TL;DR - what I can do in 10 minutes on a desktop python app (windows or Linux, both worked fine) seems near impossible as an Android app.
I have a simple application to prototype: take a wired USB webcam, display it on the screen on a computer device (ideally a small device/screen), and draw a few GUI elements on top of it.
Using Python scripting and OpenCV, I had a working cross-compatible script in 10 minutes, for both Linux and Windows.
Then I realized I'd love this to work on an Android phone. I have devices with USB OTG, and a USB-C hub for the webcam. I confirmed the hardware setup working using someone else's closed source app.
However the development process has been awful. Android Studio has so much going on for a 'Hello World', and trying to integrate various USB webcam libraries has been impossible, even with AI assistants and Google guiding me. Things to do with Gradle versions or Kotlin versions being wrong between the libraries and my Android studio; my project not being able to include external repos via dependencies or toml files, etc.
In frustration I then tried a few python-to-android solutions, which promise to take a python script and make an APK. I tried: Kivy + python for android, and then Beeswax or Briefcase (may have butchered names slightly). Neither would build without extremely esoteric errors that neither me nor GPT had any chance to fix.
Well, looks like modern mobile phones are not a great hacker's playground, huh?
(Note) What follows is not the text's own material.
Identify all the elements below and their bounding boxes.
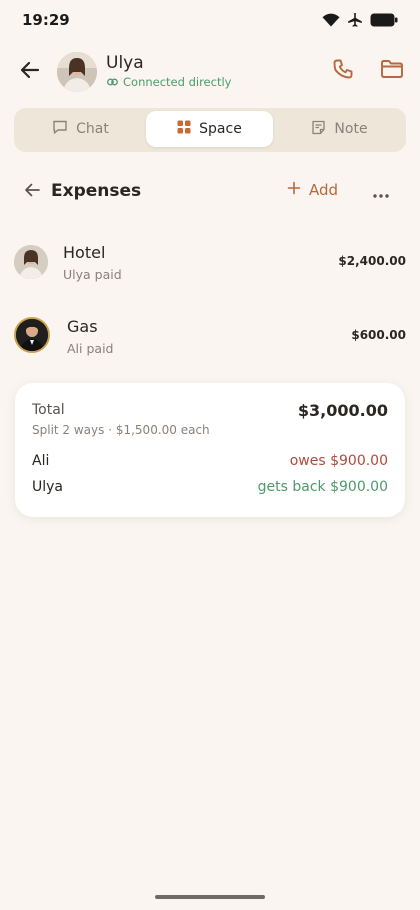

I guess I will go for a raspberry pi equivalent. In fact I already have tested my script on a RPi and it's just fine. But what a waste, needing to use a new computer module, screen display, and battery, when the smartphone has all 3 components nicely set up already in one sleek package.
Anyways that's my rant, wanted to get others' takes on Android (or smartphone in general) dev these days, or even some project advice in case anyone has done something similar connecting a wired webcam to a smartphone.
GPT does poorly with beginners - it's definitely something humans have advantage with AI and I expect the gap to get bigger.
I do not touch legacy projects anymore because they're always horribly broken, half the libraries no longer exist. Many of them are easier to rewrite than fix. You get weird bugs where A needs to be 1.71.0 but B needs A at 1.69.0 or 2+. Upgrading A to 2.0.1 will fix A and B but break CDEFG. Upgrading everything to max breaks switch-case, turns some of your brackets to lambdas, requires you to change your UI from XML to Kotlin, etc, etc.
If you want something to hack stuff with, I made this: https://github.com/smuzani/android-minimalist-template
Originally it was designed for AI with smaller context windows. But it works as a simplified version of our production codebase. The principle behind this is that you should have good peripheral vision and that the shape of the code resembles what it's trying to build.